Así hablaba de aquel Fidel de fe absoluta, defensor a ultranza de la unidad, y entonces, entre cada certera apreciación, surgía una anécdota, como aquella que exaltaba, a juicio de Rolando, uno de los rasgos del Comandante: su agilidad de pensamiento para dar respuestas.
«En el libro La historia me absolverá aparece un grabado de su firma, la cual Celia me había dado. Y él la miró y dijo:
— ¿Y esta es mi firma?
—Comandante, yo le aseguro que esa firma suya no es ninguna imitación, es auténtica.
—Sí, Rolando, pero yo no soy auténtico, yo soy comunista».
En el 2010, el Comandante lo visitó en su casa.

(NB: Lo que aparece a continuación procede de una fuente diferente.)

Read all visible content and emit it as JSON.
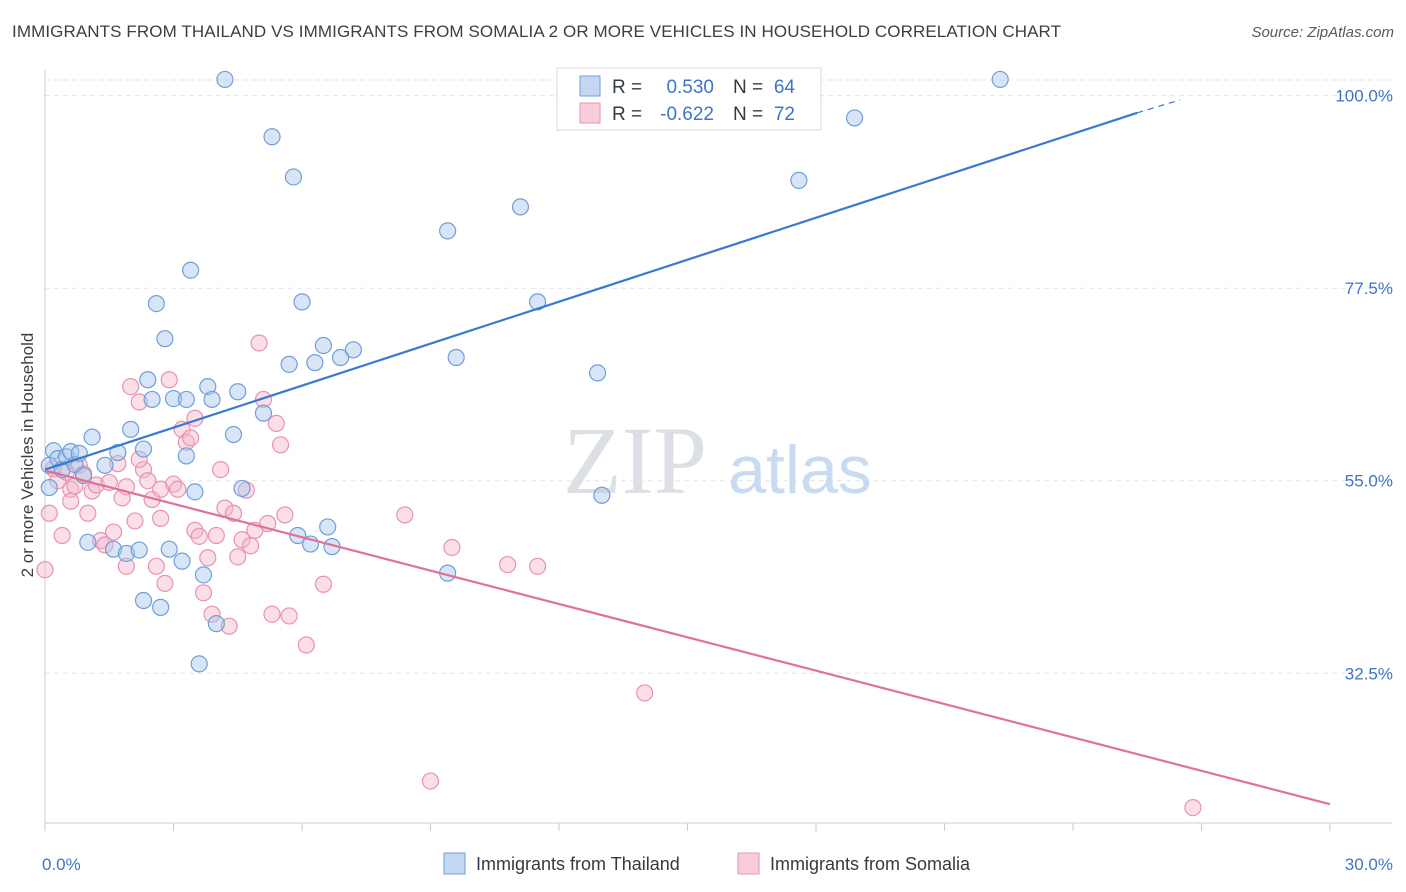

Tenía ya 84 años, y Rolando entraba en los 70, el tiempo había deshojado numerosos calendarios, no eran aquellos jóvenes de los primeros lustros de la Revolución, pero la amistad había crecido a la par de los relojes, y ese día, «con esa sensibilidad extraordinaria que tenía», y en un gesto de honda confianza y aprecio, Fidel puso en sus manos una de sus Reflexiones para que él la leyese:
—Mira, escribí esto, a ver…
Me puse a leer y le dije:
—Comandante, aquí falta una coma.
Y para mi asombro me respondió:
—Tú me vas a discutir otra vez una coma, como aquella vez de 1968.
«Se acordaba, qué memoria de prodigio, acordarse de una coma 42 años después. Que yo no lo olvidara no es difícil, estaba hablando con Fidel Castro, para mí el non plus ultra, pero que él recordara que aquel muchachito de entonces 26 años le había llamado la atención por una coma y décadas después lo volviera a hacer. Eso está fuera de los cánones normales», aseguraba.
Muchos eran los recuerdos de Rolando, el muchacho que se fue de voluntario al Escambray a perseguir bandidos, el escritor apasionado o el historiador profundo, junto al Comandante en Jefe. Ese día, mientras conversaban, Fidel ocupó una silla de espaldar alto y cuero oscuro; y desde entonces, el asiento se convirtió en una reliquia que Rolando veneraba. Nadie podía ocuparla, y permanecía entonces distinguida entre los demás muebles de la sala, con el polvillo del poco uso, pero, como mismo su dueño, aún a la espera del visitante.